A Letter to Kathleen Donovan-Warren on her Retirement

This is addressed to my middle and high school chorus/drama teacher, who singlehandedly inoculated my life with the theatre bug. I wrote this letter for a surprise online retirement party held in her honor.

Dear Mrs. Warren,

You have undoubtedly impacted my life, and for that I will never be able to thank you enough. But I’m sure you get that all the time.

Right now, I’m speaking from Providence, Rhode Island where I’m two thirds of the way though my masters degree in theatre directing from Brown University and Trinity Rep. I moved here after twelve years directing, clowning, puppeteering, teaching, and producing theatre in Chicago. I moved there after seven years of singing and acting in Briarcliff Manor.

Twenty-one of the thirty-one years I have been alive have been spent doggedly pursuing something that is unreasonable, inconvenient, underfunded, irrelevant, and (as we have recently learned) non-essential: live theatre. Mrs. Warren, you are to blame.

Thank you.

At every juncture in these twenty one years, I have asked myself, for all of the reasons I just listed: why the hell do I do this? And every time, for twenty-one years, the answer has been: I can’t not. The theatre is where my voice and my community live. You helped me find those two very essential things back in Briarcliff, and the theatre is what feeds them now.

Thank you.

Middle school Aileen was a lot of things—awkward, anxious, curious, stubborn—and self-possessed, she was not. Learning algebra and growing boobs at the same time is difficult enough, and then you’re also thrown into the morass of self definition? Impossible. This chubby, biracial, only child didn’t stand a chance. Until. UNTIL! Her curiosity and free time brought her to the backside of an upright piano on the stage of a freshly built auditorium. (Mrs. Warren, you were on the other side.) There, making a piano sandwich with her new favorite teacher, middle school Aileen found Her Voice. 

More specifically, I found one, glorious operatic note that could resonate from my pubescent body and fill the room. I felt like I had discovered a super power and immediately committed to adding more pitches to my repertoire. Who knew that my voice could be bigger than me? You did.
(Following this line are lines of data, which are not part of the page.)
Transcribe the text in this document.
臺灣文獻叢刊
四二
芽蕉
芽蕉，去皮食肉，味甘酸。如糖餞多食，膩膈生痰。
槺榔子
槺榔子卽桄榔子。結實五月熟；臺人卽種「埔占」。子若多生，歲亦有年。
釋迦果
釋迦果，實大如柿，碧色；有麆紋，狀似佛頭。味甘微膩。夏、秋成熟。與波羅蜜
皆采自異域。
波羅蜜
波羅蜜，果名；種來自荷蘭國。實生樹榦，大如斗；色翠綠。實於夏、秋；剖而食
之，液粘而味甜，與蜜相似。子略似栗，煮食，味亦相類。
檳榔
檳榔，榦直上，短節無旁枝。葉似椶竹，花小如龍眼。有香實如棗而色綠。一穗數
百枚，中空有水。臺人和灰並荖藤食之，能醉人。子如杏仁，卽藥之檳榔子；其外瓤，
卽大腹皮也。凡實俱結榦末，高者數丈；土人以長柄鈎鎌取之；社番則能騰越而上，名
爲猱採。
I don’t sing any more (though Ali convinced me to come out of retirement for this event) but that knowledge has never left me. My voice is bigger than me and it is mine to use. You taught me that. 

Thank you.

When I got to high school, armed with my big voice, I did every singing and acting thing I could: the plays, the musicals, chorus, drama club, drama class, singing lessons, NYSSMA, NYSTEA, NYSSSA, All County, All State, all of the things, all in. High school Aileen was a little less awkward, but she was still a work in progress. (And remains so.) The algebra became calculus, the boobs became real, and I became a part of a team. I had been on teams before, of course, but I would say that I was “on” those teams. Singing and acting and doing stage makeup and playing zip zap zop and finding your keys, Mrs. Warren—I was a part of that team and it was thrilling.

Mrs. Warren, your musicals at Briarcliff High School were good. I’m sure many people here know what I’m talking about, but just to say it: they were really good! I think a major reason is that these shows would slice across the social ecology of the school and all kinds of people would take part. Yes, there were hopeless theatre nerds (hello) but there were athletes, musicians, geeks, skaters, class clowns, introverts, overachievers—EVERYONE. Everyone, doing something ridiculous and beautiful and impossible, focusing their passions on a common goal. Holding that vision, that complicated machinery, that drive was you, Mrs. Warren. Making a space for all of us to exceed even our own expectations, breathlessly hurtling to opening night.  

That sense of possibility in community has continued to drive me, feed me, and seduce me back into to the rehearsal room. The theatre is a world that we get to make up, and yours was welcoming and rigorous. When I am directing now, I channel those same values.

Thank you.

Congratulations, Mrs. Warren, on your retirement. You have made an indelible mark on the lives of your students, their voices, and the values they bring to their communities long after graduating. This was truly essential work.